FYI, proprietary game engines are usually worked on and created by an independent team within the company. They usually have certain goals set in front of them, but they don’t develop with any particular game in mind. An engine is just an engine.
When there’s a need to make certain game (Like D4) - they take the best suited engine and put it together. AFAIK Blizzard is all about modularity and code re-usability. They don’t need to re-write all of it from scratch, as they re-use libraries and classes that are already created for other games.
For example, think of something like MovableOblect class. Every object, be it player monster or fireball projectile that would have to move around the scene - inherits from this base class. Inside, the class would hold object position, rotation information, anchor(parent) information, i.e. in relation to what object does this object moves. It will have methods for re-calculating all these things based on some input.

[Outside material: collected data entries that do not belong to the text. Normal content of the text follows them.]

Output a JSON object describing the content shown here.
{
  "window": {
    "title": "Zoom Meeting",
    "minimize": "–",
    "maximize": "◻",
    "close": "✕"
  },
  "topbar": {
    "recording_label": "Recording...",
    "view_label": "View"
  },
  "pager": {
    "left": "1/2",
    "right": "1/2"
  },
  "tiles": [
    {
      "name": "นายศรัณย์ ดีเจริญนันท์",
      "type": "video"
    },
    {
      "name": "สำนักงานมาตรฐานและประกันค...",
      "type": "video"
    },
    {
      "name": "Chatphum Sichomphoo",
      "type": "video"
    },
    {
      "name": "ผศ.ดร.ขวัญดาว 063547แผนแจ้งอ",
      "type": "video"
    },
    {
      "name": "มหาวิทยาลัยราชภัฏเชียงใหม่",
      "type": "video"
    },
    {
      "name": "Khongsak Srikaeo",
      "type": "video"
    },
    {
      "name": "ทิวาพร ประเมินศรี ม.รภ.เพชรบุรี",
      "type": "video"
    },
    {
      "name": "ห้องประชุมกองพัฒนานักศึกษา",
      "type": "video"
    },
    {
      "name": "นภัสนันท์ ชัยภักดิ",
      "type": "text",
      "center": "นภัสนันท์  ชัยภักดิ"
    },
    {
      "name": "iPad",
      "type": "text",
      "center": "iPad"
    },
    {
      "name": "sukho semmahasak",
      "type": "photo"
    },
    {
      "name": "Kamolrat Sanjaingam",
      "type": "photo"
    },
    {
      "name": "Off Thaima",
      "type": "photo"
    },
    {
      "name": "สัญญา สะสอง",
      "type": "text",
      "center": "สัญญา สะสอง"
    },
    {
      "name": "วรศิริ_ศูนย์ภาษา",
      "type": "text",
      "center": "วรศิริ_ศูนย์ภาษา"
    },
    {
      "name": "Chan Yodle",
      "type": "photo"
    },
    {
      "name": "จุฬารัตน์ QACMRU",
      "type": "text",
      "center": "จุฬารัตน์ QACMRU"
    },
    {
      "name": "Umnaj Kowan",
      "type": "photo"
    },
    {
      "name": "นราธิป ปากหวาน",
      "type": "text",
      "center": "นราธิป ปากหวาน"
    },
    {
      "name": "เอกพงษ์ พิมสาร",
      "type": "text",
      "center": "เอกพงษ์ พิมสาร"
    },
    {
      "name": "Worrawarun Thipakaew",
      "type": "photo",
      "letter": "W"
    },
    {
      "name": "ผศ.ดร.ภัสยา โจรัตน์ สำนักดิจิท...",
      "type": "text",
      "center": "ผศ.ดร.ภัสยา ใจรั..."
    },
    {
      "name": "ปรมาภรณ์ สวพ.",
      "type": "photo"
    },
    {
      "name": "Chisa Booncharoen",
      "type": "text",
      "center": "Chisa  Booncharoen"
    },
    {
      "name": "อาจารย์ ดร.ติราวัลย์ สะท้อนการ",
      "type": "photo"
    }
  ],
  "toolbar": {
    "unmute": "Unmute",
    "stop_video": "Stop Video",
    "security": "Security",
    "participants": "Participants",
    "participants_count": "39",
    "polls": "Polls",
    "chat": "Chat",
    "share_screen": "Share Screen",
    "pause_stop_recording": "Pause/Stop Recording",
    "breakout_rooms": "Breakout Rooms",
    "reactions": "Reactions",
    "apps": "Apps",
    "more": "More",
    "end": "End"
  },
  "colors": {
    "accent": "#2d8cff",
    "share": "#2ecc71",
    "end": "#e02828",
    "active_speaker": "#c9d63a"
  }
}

Once you’ve written such a class once, if you did a good job - you don’t have to write it again EVER. You can just plug it into your new game and it will work.
Blizzard does that A LOT, as do any other team that’s worth a damn.
In Diablo, because there’s already D3 that is in working condition - entire hierarchies of objects may be ported to and from rather easily. For example, an enemy that has health, is killable, can move around, has an animation manager and can attack based on simple AT - all of this can be ported from D3 (or even from Starcraft) into D4. Some elements like stats, AI resistances - may be replaced by other versions without taking everything else apart.
That’s why you may see “new engine” to be assembled rather swiftly. Doesn’t mean the work stops there, though, as there’s usually lots and lots of work to be done.